The lack of democracy at the G8 means that the world’s poorest countries are shut out.
One response is the conference of poor nations being held in Mali (readers of French can get more info at » www.forumdespeuples.org).
That these nations are not represented at the G8 is evidence of how unequal and exploitative the economic and political relationships between developing and developed countries are.
Ben Kindler, Hong Kong
New Labour does Coke
It seems that New Labour has developed a split just weeks before Gordon Brown’s coronation.
Former health secretary Alan Milburn has just taken a lucrative job as an adviser to soft drinks giant Pepsi.
Yet fellow Blairite Douglas Trainer (former National Union of Students president and pre-election “special adviser” to Labour’s then Scottish first minister Jack McConnell) was recently on the books of Coca-Cola. He advised them on strategies for getting round the student boycott.

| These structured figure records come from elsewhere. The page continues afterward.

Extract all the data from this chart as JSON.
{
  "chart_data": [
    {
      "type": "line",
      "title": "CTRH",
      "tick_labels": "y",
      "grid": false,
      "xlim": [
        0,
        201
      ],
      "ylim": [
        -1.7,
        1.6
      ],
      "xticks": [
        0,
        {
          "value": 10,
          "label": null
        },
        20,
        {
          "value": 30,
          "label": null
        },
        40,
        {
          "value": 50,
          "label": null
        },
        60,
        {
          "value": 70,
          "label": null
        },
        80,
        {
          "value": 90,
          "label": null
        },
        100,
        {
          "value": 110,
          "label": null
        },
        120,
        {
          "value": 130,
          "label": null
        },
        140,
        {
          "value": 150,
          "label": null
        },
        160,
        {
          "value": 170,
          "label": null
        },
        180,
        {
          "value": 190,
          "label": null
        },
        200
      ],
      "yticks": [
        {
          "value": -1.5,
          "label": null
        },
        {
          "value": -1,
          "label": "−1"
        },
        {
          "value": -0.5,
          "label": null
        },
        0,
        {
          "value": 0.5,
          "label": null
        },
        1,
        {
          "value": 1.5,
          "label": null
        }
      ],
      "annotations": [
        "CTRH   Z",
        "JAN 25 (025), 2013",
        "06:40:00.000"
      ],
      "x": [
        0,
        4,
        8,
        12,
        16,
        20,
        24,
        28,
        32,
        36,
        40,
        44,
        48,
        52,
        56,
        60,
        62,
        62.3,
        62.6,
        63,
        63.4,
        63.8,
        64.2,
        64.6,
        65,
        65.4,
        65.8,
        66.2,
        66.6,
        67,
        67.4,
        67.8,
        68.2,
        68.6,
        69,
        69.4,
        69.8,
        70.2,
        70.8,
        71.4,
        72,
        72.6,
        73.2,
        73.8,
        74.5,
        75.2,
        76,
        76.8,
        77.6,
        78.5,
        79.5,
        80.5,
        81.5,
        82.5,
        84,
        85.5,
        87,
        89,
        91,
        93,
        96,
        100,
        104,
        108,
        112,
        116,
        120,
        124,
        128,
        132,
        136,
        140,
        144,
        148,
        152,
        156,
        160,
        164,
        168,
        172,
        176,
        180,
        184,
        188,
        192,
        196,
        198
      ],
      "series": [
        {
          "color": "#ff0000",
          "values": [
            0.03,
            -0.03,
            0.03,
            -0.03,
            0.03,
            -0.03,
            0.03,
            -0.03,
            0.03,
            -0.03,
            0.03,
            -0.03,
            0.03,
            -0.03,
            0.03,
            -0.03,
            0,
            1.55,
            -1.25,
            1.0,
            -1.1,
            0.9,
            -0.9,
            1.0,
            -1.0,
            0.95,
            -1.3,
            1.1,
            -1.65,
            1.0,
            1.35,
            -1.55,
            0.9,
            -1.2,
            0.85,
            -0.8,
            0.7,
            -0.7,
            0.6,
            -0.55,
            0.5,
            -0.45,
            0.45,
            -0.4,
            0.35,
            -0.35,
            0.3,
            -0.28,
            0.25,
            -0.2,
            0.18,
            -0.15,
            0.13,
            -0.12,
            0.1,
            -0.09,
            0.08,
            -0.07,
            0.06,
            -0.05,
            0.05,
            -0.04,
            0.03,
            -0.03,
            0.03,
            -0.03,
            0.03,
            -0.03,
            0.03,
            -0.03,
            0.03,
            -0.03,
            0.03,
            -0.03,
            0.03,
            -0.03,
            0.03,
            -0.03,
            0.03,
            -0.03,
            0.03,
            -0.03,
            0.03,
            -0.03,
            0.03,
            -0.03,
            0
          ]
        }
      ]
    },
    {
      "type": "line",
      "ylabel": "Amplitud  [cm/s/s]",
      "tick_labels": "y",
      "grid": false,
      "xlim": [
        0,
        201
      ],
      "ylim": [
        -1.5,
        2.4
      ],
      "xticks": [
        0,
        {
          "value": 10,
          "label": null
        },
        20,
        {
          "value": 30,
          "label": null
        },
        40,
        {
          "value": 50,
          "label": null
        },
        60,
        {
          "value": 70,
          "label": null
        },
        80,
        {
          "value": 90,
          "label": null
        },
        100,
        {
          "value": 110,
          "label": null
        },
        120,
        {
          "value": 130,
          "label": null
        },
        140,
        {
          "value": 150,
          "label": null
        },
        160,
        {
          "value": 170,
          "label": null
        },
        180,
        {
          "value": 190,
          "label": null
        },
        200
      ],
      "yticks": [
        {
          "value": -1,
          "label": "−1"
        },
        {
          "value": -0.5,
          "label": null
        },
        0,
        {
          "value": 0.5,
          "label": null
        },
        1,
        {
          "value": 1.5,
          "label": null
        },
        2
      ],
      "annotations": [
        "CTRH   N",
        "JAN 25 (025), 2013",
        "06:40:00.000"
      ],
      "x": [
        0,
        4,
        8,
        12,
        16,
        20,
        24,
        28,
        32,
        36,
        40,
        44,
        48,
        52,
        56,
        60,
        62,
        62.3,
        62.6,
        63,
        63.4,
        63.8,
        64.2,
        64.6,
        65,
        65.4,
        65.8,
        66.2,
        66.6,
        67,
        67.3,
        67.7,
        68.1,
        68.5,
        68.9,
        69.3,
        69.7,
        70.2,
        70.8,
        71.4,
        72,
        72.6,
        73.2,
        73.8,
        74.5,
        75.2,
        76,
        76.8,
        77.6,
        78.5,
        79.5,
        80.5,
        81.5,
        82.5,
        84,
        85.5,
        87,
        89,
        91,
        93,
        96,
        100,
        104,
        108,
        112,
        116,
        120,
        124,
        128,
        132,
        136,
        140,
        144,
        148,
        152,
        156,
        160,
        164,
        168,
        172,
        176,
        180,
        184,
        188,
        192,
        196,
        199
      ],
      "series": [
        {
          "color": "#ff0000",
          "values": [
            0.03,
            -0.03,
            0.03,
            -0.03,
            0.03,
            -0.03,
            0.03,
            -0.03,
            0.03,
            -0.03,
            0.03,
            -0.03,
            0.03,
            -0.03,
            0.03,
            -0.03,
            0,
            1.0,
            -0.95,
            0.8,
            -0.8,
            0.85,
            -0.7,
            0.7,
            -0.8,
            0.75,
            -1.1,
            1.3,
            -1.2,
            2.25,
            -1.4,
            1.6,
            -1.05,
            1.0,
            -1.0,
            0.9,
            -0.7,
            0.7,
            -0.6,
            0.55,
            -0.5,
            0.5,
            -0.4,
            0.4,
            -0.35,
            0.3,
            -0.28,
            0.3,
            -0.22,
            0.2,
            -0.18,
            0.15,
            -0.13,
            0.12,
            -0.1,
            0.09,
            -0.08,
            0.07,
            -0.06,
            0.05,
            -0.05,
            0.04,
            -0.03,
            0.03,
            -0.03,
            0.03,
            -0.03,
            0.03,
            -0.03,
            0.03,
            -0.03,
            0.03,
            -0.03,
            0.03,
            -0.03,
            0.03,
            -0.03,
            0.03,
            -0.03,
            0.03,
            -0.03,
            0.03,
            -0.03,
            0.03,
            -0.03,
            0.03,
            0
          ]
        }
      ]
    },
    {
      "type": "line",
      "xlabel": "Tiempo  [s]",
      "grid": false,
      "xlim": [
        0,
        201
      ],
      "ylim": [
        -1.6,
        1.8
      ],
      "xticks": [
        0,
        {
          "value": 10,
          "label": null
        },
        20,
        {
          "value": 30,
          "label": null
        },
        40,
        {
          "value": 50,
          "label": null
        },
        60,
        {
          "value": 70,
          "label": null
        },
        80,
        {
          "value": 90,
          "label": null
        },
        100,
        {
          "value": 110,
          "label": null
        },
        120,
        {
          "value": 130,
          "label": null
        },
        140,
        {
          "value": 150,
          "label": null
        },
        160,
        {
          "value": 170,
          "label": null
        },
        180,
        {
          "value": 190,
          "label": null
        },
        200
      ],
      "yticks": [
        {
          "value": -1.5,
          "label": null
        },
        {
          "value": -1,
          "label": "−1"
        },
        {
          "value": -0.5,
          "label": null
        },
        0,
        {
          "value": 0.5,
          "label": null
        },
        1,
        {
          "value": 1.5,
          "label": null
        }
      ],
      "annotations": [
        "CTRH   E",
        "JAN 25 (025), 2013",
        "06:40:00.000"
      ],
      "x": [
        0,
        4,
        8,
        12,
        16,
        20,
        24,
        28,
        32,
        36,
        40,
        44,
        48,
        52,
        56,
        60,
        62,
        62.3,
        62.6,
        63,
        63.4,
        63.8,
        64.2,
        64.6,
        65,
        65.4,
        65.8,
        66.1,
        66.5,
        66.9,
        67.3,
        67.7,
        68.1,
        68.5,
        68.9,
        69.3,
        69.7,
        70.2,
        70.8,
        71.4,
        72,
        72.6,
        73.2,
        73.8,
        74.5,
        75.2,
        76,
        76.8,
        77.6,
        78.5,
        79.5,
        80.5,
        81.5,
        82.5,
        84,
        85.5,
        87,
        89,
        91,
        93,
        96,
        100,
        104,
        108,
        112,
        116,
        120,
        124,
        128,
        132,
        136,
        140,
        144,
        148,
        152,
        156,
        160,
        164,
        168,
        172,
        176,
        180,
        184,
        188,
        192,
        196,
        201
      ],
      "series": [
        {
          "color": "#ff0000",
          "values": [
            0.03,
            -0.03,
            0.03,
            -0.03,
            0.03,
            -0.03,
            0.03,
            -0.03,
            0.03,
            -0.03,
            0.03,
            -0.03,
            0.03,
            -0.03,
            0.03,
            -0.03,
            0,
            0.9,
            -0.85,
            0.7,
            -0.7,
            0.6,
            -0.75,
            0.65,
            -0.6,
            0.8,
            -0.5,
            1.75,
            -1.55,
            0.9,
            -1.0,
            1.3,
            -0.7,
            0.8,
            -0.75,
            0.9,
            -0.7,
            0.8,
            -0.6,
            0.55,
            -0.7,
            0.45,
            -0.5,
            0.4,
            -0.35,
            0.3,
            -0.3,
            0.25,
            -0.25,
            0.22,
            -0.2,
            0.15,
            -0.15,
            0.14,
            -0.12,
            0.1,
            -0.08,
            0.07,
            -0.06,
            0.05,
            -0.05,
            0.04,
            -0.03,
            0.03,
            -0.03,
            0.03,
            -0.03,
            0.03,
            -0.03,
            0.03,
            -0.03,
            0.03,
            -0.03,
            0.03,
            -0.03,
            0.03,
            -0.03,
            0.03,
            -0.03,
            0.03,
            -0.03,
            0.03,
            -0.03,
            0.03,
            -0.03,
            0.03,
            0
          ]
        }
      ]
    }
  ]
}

Where does Brown stand on the Pepsi/Coke split? I think we should be told.
Mark Brown, Glasgow
Cheap? No. Nasty? Yes.
The Homerton hospital in east London recently put the transport department, where I work, out to tender.
In April management told us that a private company had won the contract, and that they would be cheaper and quicker than us.
Needless to say this company isn’t cheaper, and certainly isn’t quicker.
Patients have been waiting up to four hours for transport home from hospital.
And patients who have been waiting for months for specialist appointments are losing them because their transport has failed to pick them up.
W Wrigglesworth, East London
Poisoned by bad blood
Thanks for the great coverage of the blood contamination scandal in the NHS (» NHS patients who contracted HIV through contaminated blood, 9 June).
I am an infected haemophiliac, and I would like to point out that I, like many others, did not receive blood from the US, where, as you point out, many blood products were obtained from prisoners.
Prisoners are at especially high risk of carrying HIV and Hepatitis C infections.
Instead the blood we were given was sourced from British prisons.
Against my wishes, in 1989 I was given the blood product BPL Factor IX. Within five months I was jaundiced and had Hepatitis C.
The question of infected blood products is not just an issue about blood from the US, it goes far deeper than that.
Oliver Carruthers, Hampshire
Two sides of same coin?
In her review of Histrionics by Roderick Buchanan (» Drawing out the poison of sectarianism in Scotland, 9 June) Beth Armstrong rightly states that the exhibition opens up the debate on the nature of sectarianism.
However, it is wrong to see Republicanism and Loyalism as two sides of the same coin. Republicanism is a response to British imperialism and oppression, while Loyalism supports that imperialism and oppression.
Sectarianism is part of the legacy of British imperialism in Ireland and has been a handy tool for the bosses to divide workers.